Mit harter Hand

In China gibt es seit Monaten nur noch wenige Corona-Neuinfektionen. Kann man von dem autokratischen Staat etwas für den Kampf gegen den Erreger lernen?

Lea Deuber, Kathrin Zinkant

18.11.20 SZ, Seite 13

 

Es ist nicht schwierig herauszufinden, was China in der Corona-Krise alles richtig gemacht hat. Die Journalisten in China haben von der Regierung ungebeten das 125-Seiten starke Weißbuch über die chinesische Corona-Politik bekommen. Doch auch unabhängig von Propaganda gibt es keinen Zweifel: China hat ca. 11 Monate nach Entdeckung des Virus in Wuhan die Infektionslage weitgehend im Griff. Kinder gehen in die Schule, Kinos sind  geöffnet, Restaurants und Clubs sind voll. Seit Monaten gibt es selten mehr als ein paar Dutzend Neuinfektionen am Tag.

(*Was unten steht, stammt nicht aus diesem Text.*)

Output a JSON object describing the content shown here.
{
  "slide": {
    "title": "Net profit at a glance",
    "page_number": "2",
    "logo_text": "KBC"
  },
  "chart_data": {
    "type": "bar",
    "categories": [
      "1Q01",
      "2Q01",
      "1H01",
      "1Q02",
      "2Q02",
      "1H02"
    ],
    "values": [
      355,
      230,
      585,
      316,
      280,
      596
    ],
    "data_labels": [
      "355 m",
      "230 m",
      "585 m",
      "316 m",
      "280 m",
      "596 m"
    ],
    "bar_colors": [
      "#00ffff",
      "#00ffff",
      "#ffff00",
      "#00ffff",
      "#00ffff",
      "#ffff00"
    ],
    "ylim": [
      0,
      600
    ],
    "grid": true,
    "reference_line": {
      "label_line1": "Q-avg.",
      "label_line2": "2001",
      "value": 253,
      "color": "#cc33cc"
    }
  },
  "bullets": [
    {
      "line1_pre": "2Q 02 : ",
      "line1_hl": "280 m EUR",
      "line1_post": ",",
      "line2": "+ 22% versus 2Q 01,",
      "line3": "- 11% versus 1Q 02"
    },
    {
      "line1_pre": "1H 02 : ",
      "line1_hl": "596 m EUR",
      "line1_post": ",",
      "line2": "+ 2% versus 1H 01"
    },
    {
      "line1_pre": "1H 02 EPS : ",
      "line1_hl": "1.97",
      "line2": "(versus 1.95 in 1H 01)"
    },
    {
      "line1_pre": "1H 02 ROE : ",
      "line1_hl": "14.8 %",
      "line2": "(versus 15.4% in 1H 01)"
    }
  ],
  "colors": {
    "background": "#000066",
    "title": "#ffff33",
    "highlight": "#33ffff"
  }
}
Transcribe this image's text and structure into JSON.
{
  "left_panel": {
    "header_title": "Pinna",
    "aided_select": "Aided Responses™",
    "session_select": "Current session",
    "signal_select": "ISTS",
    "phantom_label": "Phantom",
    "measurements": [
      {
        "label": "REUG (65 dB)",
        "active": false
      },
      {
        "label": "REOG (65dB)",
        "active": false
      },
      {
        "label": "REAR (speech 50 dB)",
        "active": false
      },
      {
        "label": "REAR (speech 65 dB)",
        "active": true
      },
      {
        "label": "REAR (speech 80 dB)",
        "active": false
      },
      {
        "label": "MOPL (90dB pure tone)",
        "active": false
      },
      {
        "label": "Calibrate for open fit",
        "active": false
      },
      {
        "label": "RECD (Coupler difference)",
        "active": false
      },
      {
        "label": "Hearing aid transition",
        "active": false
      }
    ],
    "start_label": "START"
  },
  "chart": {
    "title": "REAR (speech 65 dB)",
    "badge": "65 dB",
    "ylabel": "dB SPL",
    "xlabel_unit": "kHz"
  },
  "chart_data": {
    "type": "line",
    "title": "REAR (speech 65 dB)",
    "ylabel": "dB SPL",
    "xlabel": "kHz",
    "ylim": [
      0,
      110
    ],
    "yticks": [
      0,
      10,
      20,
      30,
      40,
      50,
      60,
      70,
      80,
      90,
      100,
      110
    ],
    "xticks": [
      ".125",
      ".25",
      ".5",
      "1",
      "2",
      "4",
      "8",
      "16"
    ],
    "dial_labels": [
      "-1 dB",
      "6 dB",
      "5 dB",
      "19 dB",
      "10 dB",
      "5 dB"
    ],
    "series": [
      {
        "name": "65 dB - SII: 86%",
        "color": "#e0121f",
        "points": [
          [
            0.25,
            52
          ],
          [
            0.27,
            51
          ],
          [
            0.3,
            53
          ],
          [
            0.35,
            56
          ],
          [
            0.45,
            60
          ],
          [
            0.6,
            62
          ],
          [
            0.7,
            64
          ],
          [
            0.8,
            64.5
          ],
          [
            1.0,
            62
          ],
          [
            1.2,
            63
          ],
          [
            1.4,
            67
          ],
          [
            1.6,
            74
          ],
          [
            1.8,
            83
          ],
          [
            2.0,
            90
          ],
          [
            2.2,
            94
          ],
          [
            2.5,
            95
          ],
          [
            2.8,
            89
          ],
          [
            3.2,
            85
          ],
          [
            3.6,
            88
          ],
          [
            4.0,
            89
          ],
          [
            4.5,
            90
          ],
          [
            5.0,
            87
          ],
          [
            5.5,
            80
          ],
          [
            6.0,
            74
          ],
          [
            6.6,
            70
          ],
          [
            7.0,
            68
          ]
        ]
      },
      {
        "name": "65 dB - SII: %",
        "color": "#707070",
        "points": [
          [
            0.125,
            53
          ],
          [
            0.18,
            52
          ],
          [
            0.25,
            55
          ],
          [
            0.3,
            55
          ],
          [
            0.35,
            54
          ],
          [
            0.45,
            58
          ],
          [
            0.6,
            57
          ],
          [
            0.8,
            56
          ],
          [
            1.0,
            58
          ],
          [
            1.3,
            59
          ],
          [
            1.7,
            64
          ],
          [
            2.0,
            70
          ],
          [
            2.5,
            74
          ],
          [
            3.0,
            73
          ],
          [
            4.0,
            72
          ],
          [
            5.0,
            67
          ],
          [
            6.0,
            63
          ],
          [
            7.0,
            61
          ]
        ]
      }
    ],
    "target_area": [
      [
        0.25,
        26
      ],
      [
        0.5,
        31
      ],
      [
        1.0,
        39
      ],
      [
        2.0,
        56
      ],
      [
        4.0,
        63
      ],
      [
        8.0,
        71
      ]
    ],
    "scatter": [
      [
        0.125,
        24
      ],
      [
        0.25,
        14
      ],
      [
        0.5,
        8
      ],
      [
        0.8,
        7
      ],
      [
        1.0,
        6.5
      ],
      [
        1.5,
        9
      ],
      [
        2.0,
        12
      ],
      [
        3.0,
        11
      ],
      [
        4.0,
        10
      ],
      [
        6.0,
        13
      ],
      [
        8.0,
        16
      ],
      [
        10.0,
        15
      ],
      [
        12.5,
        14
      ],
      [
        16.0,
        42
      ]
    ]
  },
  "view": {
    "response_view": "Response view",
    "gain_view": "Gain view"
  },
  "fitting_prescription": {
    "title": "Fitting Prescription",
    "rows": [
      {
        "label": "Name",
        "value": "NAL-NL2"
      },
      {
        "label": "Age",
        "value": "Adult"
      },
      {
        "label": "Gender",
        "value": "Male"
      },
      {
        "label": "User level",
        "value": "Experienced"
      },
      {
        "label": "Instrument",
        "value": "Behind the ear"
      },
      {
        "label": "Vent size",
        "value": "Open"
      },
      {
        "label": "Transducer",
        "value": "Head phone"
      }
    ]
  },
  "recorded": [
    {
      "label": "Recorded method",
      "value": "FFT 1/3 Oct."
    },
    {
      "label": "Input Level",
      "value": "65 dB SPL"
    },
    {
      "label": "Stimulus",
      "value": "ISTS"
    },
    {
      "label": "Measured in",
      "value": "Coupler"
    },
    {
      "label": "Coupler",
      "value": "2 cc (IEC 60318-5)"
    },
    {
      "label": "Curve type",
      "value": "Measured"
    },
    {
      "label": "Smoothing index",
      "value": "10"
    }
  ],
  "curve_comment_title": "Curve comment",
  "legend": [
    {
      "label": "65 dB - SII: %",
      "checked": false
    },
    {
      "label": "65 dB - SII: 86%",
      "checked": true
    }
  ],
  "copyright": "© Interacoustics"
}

Kann man also von China lernen? Vielleicht - aber zunächst muss man berücksichtigen, dass zwischen den demokratischen Gesellschaften und der Autokratie des chinesischen Staates Welten liegen. Die chinesische Kernstrategie war der rigorose Lockdown. Zunächst wurde das 11Millionen-Wuhan hermetisch abgeriegelt. Als Corona auch in anderen Landesteilen ausbrach, wurden ca. 780 Millionen Bewohner in einen strengen Lockdown gezwungen, egal wo sie sich gerade befanden.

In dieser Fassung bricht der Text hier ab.